- Pitcher
- Born: September 3, 1996 (age 29) Chandler, Arizona, U.S.
- Batted: RightThrew: Right

MLB debut
- June 26, 2023, for the Cincinnati Reds

Last MLB appearance
- June 26, 2023, for the Cincinnati Reds

MLB statistics
- Win–loss record: 0–0
- Earned run average: 9.00
- Strikeouts: 0
- Stats at Baseball Reference

Teams
- Cincinnati Reds (2023);

= Jake Wong =

American baseball player (born 1996)

Jacob Ryne Wong (born September 3, 1996) is an American former professional baseball pitcher. He played one game in Major League Baseball (MLB) for the Cincinnati Reds in 2023.

==Amateur career==
Wong attended Hamilton High School in Chandler, Arizona. In 2015, his senior year, he pitched to a 2.86 earned run average (ERA). Undrafted in the 2015 Major League Baseball draft, he enrolled at Grand Canyon University where he played college baseball.

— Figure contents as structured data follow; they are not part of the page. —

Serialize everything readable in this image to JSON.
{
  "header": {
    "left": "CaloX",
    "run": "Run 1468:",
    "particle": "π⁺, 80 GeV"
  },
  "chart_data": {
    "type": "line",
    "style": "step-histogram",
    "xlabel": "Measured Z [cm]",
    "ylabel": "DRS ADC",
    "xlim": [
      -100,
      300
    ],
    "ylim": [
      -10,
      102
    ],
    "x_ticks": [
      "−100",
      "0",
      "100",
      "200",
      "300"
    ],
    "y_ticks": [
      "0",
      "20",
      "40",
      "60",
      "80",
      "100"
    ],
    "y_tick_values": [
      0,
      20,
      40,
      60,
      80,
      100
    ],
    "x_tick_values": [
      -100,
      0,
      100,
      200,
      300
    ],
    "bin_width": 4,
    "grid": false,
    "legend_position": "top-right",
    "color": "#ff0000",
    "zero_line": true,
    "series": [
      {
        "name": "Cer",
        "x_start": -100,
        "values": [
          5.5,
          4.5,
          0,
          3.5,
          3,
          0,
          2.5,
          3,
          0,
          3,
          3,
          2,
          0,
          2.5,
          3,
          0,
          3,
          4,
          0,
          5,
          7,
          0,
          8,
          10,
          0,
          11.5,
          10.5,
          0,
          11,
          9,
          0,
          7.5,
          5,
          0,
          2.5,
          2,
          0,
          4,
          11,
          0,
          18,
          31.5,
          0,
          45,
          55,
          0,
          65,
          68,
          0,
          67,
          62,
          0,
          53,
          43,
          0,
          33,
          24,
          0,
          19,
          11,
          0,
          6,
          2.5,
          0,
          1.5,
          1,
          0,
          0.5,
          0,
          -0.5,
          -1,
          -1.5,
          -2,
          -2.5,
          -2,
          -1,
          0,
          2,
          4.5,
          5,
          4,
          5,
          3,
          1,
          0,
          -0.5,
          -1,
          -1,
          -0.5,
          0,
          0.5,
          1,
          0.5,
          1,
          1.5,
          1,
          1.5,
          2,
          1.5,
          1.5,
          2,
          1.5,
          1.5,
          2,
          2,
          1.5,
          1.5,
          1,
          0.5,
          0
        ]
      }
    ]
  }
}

In 2016, Wong's freshman season at Grand Canyon, he appeared in 18 games (making six starts) in which he went 2–3 with a 4.28 ERA. That summer, he played in the West Coast League for the Corvallis Knights. As a sophomore in 2017, he moved into the starting rotation and was GCU's Friday night starter, going 5–3 with a 4.00 ERA over 14 starts. After the 2017 season, he played in the Cape Cod Baseball League with the Orleans Firebirds, pitching to a 2.58 ERA over 24 1/3 innings. In 2018, Wong's junior year, he started 15 games and pitched to a 9–3 record and a 2.81 ERA, striking out 88 batters over 89 2/3 innings. After the season, he was selected by the San Francisco Giants in the third round of the 2018 Major League Baseball draft.

==Professional career==
===San Francisco Giants===
Wong signed with the Giants and made his professional debut with the Salem-Keizer Volcanoes, compiling a 2.30 ERA over 11 starts. In 2019, he began the year with the Augusta GreenJackets with whom he went 2–1 with a 1.99 ERA over eight starts being promoted to the San Jose Giants in May. Over 15 starts with San Jose, he pitched to a 3–2 record with a 4.98 ERA, striking out 67 over 72 1/3 innings.

Wong did not play a minor league game in 2020 due to the cancellation of the minor league season caused by the COVID-19 pandemic. He missed the whole 2021 season after undergoing surgery. He was assigned to the Eugene Emeralds of the High-A Northwest League for the 2022 season. Over 25 games (17 starts), he went 6–5 with one save (his first in the minors) and a 4.52 ERA and 108 strikeouts over 97 2/3 innings.

===Cincinnati Reds===
On December 13, 2022, the Giants traded Wong to the Cincinnati Reds to complete a trade made in the Rule 5 draft a few days prior. To open the 2023 season, he was assigned to the Chattanooga Lookouts of the Double-A Southern League. After 6 appearances, Wong was promoted to the Triple–A Louisville Bats, where he struggled to a 10.13 ERA across 11 appearances. On June 26, 2023, Wong was selected to the 40-man roster and promoted to the major leagues for the first time. Wong made his major league debut that same day, pitching three innings and allowing three runs on six hits and three walks in a 10–3 loss against the Baltimore Orioles. He was designated for assignment by Cincinnati the next day following the promotion of Alec Mills. He cleared waivers and was sent outright to Louisville on July 1.

===Chicago Cubs===
On May 1, 2024, Wong signed a minor league contract with the Chicago Cubs. Wong made one scoreless appearance for the Double–A Tennessee Smokies before he was released by the Cubs organization on June 12.